8. How does the destruction of books lead to more happiness and equality, according to Beatty? Does his lecture to Montag on the rights of man sound like any rhetoric still employed today?
JE: A world fed on trivia and “noncombustible” facts is a happy one. Books disturb the mind: “…books say nothing! Nothing you can teach or believe, “Beatty says. “They’re about nonexistent people, figments of imagination, if they’re fiction. If they’re nonfiction, it’s worse … you come away lost.” Beatty’s world is a world without faith or conviction, and doesn’t even know what’s missing. “We must all be alike. Not everyone born free and equal, as the Constitution says, but everyone made equal. Each man in the image of every other …” These are slogans and signposts that predominate in an increasingly polarized culture, as happens even today in cycles of political and social upheaval.
9. Why does Montag memorize the Old Testament's Ecclesiastes and the New Testament's Revelation? How do the final two paragraphs of the novel allude to both biblical books?
JE: In its early novella form as “The Fireman,” Montag only recites from Ecclesiastes (“To everything there is a season …”). In the expanded form of Fahrenheit 451, Montag uses Ecclesiastes as the unspoken frame for his actual words: “Yes, all that. But what else. What else? Something, something …” He chooses Revelation chapter 22and its restorative vision: the river of the water of life, the tree of life, and leaves for the healing of the nations. For Bradbury, this is a compelling wish fulfillment for the atomic age—the rocket is a symbol of both destruction, as experienced here, and life, as symbolized by the rockets of his famous fictions of Mars and Mankind’s journey to the stars.
10. Are there any circumstances where censorship might play a beneficial role in society? Are there some books that should be banned?
JE: Bradbury believed that censorship rarely surfaces at the national level—it’s more of a social phenomenon in America, locally imposed by school boards and library boards (though rarely by librarians). Books are banned (or, more accurately, regulated) for age-appropriate reasons, but the courts often strike down decisions where the authorities ban a book simply because they personally disagree with the ideas in the book. Note the final lines of Bradbury’s coda to Fahrenheit 451: “In sum, do not insult me with the beheadings, finger-choppings or the lung-deflations you plan for my works. I need my head to shake or nod, my hand to wave or make into a fist, my lungs to shout or whisper with. I will not go gently onto a shelf, degutted, to become a non-book.”
11. If you had to memorize a single book or risk its extinction, which book would you choose?
JE: The books that are dearest to me have combinations of essential characteristics.
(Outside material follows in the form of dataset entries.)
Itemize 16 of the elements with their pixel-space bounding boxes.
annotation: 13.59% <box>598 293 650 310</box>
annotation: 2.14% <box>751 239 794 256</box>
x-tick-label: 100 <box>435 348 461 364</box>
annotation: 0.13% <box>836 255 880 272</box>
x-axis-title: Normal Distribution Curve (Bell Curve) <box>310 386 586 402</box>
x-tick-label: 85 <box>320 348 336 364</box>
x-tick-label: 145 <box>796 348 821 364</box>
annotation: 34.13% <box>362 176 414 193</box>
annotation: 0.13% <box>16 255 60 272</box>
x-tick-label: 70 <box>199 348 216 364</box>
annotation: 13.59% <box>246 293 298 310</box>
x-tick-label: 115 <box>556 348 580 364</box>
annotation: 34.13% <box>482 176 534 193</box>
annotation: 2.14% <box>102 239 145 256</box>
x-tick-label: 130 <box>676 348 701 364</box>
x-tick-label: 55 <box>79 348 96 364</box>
Each candidate must be:
A book of ennobling sentiment.
A book of compelling ideas.
A book that helps us understand the world around us.
A book that helps us see and remember what makes us human.
For me, the book I would memorize is H. G. Well’s The Time Machine (1895). A single man’s journey into the far distant future where man has devolved, losing all the complex mental powers and most of the heart emotions that together make us human. Judging by the tendencies in our present world, Wells’ Time Traveler says that such a future is inevitable. But Wells’ narrator says, “Even if this is so, then we must live as if it were not so.” This is the book I would save from extinction.